When I have a better idea of just how much I have and need for the projects on my list I'll likely have a bunch of extra to give away, particularly some chunks for carving. I'll post when I know.


----------



## Unknowncraftsman (Jun 23, 2013)

I do not recognize the tree nor the white stuff on the ground.
The carvings look great I really like the totem pole.


----------



## Karda (Nov 19, 2016)

I have been curious about arborvitae and cedar so i googled Thuja the arborvitae family name. I found that the Thuja occidentalis ( arborvitae is also know as the Eastern white cedar. I love your totem polesI think it is great that you daughter is joining in the craft Mike


----------



## Treefarmer (Mar 19, 2007)

With all the mix of popular names for different species it's not surprising there is sometimes confusion. Arborvitae, as you noted, sometimes known as eastern white cedar is actually a Thuja, a member of the cypress family while a species it's often confused with, popularly known as eastern red cedar, pencil cedar, or just red cedar is actually a juniper…..

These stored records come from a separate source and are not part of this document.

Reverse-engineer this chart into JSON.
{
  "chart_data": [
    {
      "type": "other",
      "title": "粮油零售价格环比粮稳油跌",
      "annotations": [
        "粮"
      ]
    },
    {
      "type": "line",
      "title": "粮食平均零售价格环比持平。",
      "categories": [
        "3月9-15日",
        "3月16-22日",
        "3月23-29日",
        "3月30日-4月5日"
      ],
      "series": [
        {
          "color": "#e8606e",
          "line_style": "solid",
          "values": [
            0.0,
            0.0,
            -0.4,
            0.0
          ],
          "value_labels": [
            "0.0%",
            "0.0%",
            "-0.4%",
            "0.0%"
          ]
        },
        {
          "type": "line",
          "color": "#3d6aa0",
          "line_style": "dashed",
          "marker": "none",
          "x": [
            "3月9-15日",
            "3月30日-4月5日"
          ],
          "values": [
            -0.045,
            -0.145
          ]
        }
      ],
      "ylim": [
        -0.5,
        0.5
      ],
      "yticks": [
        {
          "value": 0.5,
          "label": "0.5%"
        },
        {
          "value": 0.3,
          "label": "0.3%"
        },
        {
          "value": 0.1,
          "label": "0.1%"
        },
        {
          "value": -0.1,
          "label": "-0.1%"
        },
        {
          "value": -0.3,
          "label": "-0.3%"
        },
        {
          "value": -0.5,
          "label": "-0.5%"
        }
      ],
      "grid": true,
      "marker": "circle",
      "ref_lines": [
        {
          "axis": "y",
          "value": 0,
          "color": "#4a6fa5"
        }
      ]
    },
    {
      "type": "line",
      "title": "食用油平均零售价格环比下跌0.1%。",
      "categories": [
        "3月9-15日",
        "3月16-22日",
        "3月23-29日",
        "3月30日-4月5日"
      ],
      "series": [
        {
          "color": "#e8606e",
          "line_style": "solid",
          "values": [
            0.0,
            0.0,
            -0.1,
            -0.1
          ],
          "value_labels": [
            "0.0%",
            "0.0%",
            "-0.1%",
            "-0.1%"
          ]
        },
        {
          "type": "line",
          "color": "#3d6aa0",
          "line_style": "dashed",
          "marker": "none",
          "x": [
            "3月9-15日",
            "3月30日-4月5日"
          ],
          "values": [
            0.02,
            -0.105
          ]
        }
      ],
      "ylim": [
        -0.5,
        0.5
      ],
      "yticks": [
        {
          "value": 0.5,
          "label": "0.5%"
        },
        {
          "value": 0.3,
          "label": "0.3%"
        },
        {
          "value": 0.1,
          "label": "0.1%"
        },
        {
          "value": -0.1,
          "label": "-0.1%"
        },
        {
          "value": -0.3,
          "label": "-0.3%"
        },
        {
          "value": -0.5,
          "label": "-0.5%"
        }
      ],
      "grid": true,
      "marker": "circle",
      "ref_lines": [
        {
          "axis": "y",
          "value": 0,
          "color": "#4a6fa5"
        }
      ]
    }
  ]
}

I realized after posting that the whale is actually carved from a piece of that eastern red cedar (juniperus virginiana). I'm always on the lookout for logs of it. I love using it for outdoor projects. I had a bunch of logs that I used as fence posts and for some outdoor projects I built 20 years ago. Amazing when you use it as posts with just the bark stripped. No treatment, just stuck them in the ground 20 years ago….other than some dry rot at the top the posts are still solid today.

That's actually my granddaughter….awesome kid…I'm biased obviously but she is a joy to have around. She likes carving a lot. She actually did a large part of the hand. I'm going to buy her a set of small Flexcuts for her birthday….along with some kevlar gloves….


----------



## Grumpy (Nov 9, 2007)

Nice carving Bob, nice to see the young one involved.


----------